Members of both parties quizzed Boston Mayor Martin Walsh on a range of issues, including OSHA, unemployment assistance, the Keystone pipeline, and other issues under the purview of the Department of Labor. While some Senators asked pointed questions, the tenor of the hearing suggested that Walsh should be confirmed on a bipartisan basis. 


  • OSHA and DOL Standard Setting and Enforcement – Multiple Senators raised questions about the role of OSHA. Ranking Member Richard Burr (R-NC) raised concerns about OSHA following proper procedures in issuing guidance. Senators Tammy Baldwin (D-WI) and Tim Kaine (D-VA) encouraged OSHA to issue temporary emergency guidance. Walsh sought to strike a collaborative tone on OSHA’s role, stating that OSHA should not be viewed as the bad guy by employers, and that when used right, OSHA helps protect their employees and their business. He highlighted that President Biden issued an Executive Order directing OSHA to establish temporary emergency guidance on COVID-19 safety measures to protect businesses, workers, and customers.

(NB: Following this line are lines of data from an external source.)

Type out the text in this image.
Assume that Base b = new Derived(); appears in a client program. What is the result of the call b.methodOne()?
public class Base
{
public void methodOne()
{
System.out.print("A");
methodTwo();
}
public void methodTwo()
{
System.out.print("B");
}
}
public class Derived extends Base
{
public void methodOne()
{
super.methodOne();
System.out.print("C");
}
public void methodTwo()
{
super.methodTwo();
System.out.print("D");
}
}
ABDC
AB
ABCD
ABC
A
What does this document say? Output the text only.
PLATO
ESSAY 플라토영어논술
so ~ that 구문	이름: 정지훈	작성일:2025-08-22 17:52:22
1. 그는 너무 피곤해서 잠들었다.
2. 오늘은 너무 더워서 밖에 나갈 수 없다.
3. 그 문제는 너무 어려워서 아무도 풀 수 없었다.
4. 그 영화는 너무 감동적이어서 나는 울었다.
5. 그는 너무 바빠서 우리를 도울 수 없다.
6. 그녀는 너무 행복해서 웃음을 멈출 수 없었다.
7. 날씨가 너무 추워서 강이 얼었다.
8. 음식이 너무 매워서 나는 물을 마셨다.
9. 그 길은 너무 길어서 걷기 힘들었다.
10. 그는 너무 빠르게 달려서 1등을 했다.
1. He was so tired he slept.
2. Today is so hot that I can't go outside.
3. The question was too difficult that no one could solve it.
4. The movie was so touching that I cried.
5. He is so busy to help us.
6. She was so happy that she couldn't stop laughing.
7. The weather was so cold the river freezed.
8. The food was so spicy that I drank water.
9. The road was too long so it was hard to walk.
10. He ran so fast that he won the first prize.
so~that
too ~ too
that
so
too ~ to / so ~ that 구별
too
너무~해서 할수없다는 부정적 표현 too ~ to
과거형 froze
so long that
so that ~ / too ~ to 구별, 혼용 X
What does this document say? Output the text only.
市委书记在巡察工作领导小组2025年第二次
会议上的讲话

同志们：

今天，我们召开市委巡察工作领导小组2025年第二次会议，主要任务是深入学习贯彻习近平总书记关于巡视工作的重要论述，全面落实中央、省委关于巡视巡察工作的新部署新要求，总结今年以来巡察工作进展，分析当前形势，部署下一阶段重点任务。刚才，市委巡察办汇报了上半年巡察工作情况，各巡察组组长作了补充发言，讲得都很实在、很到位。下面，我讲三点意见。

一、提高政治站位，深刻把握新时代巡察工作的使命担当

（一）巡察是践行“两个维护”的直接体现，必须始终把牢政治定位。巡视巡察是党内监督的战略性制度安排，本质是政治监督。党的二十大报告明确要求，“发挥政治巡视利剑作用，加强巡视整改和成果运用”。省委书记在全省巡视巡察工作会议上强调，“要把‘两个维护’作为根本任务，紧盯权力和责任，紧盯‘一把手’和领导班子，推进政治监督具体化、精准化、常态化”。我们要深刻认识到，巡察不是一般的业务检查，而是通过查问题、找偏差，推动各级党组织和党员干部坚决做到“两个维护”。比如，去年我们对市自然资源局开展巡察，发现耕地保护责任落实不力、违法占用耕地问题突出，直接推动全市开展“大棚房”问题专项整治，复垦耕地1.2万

Walsh noted that President Biden has also called on Congress to increase OSHA’s authority, specifically highlighting the need for more inspectors, as he argued that increased standards without increased inspectors will not result in more safety for American workers.
  • Keystone XL Pipeline – Senators Bill Cassidy (R-LA) and Lisa Murkowski (R-AK) criticized the Biden administration’s decision to withdraw the permits for the Keystone XL pipeline. Walsh cited the administration’s broader agenda in job creation.  
  • The Minimum Wage – Senators from both parties asked Walsh to elaborate on his view of increasing the minimum wage, with Senators Mike Braun (R-IN) and Roger Marshall (R-KS) noting that increasing the minimum wage to $15 an hour could have negative impacts on businesses in their home states. Walsh stated his support of a $15 an hour minimum wage, noting that Boston had implemented that policy on its own effectively, and now requires City contracts to pay a “living wage”, which is even higher than the minimum wage. He stated that President Biden intends to seek bipartisan support for his measure and committed to working with Senator Braun on the tipped-wages issue to help protect already-struggling restaurants and bars. 
  • The PRO Act and Right-to-Work State Laws – Several Senators asked Walsh to elaborate on his view of right-to-work laws after the nominee stated his approval of the PRO Act. Walsh committed to working with the concerned Senators to ensure their states would not be economically vulnerable if the PRO Act passes Congress, and highlighted that while he is very supportive of unions, as it was through union benefits that his family joined the middle class after emigrating from Ireland and were able to pay for his cancer treatment as a child, and noting his own long history of being part of, leading, and working with unions, he firmly believes that every American should have the right to choose to be in a union or to not be in one. He stated his support for making collective organization more accessible. 
  • Unemployment Insurance – Senators Susan Collins (R-ME) and Jacky Rosen (D-NV) raised concerns about the effectiveness of systems used to administer unemployment benefits. Walsh cited the need for greater investments in technology and information technology to provide states with more effective tools to administer benefits.


Walsh’s confirmation hearing was mainly free from partisan politics and both Democrats and Republicans on the Committee pledged to expedite Walsh’s nomination. At the beginning of the hearing, Ranking Member Burr stated that he would likely support Walsh’s nomination and encouraged his Republican colleagues to support his nomination as well. 

While a few Republican Senators took the opportunity to criticize policies the Biden Administration has signaled support for, these disagreements did not suggest the difference on policy views would threaten Walsh’s nomination. 

If confirmed, Walsh will be the first union member in almost fifty years to serve as Labor Secretary. 


The Senate Committee on Health, Education, Labor, and Pensions announced it will vote on Walsh’s nomination on Thursday, February 11. His nomination will then go to the Senate floor for a final vote.